In a recent Politico op-ed, Professor Tejas N. Narechania and co-author Ganesh Sitaraman argue that the same regulatory levers governments already use to govern utilities and other essential services should be a template for new rules for the burgeoning AI sector.
The biggest companies now pouring money into AI — including Amazon, Google, and Microsoft — have all been sued for anticompetitive tactics, Narechania and Sitarmaran write, and are “poised to control” a broad new swath of innovation.
The op-ed builds on a forthcoming article by Narechania, a faculty co-director of our Berkeley Center for Law & Technology, and Sitaraman, a Vanderbilt professor.

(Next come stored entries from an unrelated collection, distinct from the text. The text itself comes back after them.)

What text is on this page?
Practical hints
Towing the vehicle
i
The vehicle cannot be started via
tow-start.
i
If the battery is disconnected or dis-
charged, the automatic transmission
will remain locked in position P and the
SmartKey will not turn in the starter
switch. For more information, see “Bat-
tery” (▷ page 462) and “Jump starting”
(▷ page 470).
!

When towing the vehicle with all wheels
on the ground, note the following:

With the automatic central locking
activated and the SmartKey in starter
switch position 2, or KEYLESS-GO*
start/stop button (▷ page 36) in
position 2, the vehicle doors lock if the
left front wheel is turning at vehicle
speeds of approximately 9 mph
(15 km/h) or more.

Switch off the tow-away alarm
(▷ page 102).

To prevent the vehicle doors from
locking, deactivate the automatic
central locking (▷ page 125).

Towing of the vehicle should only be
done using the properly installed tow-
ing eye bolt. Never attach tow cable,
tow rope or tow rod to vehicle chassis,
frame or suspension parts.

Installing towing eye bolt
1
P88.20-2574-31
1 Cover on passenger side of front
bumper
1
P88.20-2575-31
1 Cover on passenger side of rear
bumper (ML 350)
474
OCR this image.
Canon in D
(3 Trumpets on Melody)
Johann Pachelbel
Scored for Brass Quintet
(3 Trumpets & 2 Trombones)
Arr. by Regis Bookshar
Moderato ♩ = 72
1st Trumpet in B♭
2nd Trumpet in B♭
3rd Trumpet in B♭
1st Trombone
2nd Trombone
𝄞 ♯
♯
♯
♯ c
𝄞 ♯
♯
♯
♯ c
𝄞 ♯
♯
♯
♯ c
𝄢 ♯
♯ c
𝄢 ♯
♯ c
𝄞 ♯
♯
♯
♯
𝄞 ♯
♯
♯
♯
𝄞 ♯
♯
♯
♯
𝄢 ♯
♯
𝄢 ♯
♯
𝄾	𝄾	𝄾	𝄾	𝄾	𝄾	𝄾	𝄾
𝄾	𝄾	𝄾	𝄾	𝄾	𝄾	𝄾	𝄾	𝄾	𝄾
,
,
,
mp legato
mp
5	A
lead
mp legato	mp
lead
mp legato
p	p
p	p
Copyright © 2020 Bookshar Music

“Leaving the development of such a revolutionary technology to a few unregulated mega-corporations is short-sighted at best and dangerous at worst. While AI might be new, the problems that arise from concentration in core technologies are not,” they write. “To keep Big Tech from becoming an unregulated AI oligopoly, we should turn to the playbook regulators have used to address other industries that offer fundamental services, like electricity, telecommunications and banking services.”
Their concerns stem from control over the “AI stack,” which is akin to a supply chain for AI applications. At the bottom are the microprocessing chips, topped by the cloud server farms that provide the massive computing power needed to train an AI foundation model. Those models then power specific products: ChatGPT, for example, is embedded in Microsoft’s Bing search engine.
Amazon holds a huge swath of the cloud server market, while Microsoft has a 49% stake in Open AI, the parent of ChatGPT. With other companies dominating the chip manufacturing and another design, it’s easy to imagine how smaller competitors at every level of the stack could be squeezed out or have their ideas swiped by the big players.
One possible regulation Narechania and Sitaraman suggest is “structural separation,” or not allowing companies to hold a piece of multiple layers of the stack. Another is the idea of nondiscrimination, like net neutrality: If Comcast is your internet provider, it’s required to give you equal bandwidth for Netflix and Peacock, a subsidiary.
The co-authors also envision the possibility of a public option for cloud computing, which could “serve government agencies and researchers who want to solve public problems, rather than using AI to make tech platforms even more addictive.” It also would almost certainly lower costs for new AI developers.
Lawmakers have a toolbox at the ready, Narechania and Sitaraman conclude. But will they use it?
“We have spent two decades learning the hard way what happens when tech companies have unchecked, unregulated power to swallow up markets and eliminate competition,” they write. “The rise of AI offers what might be our last, best chance to get this power under control.”
Narechania also attended a recent White House meeting on competition policy and AI.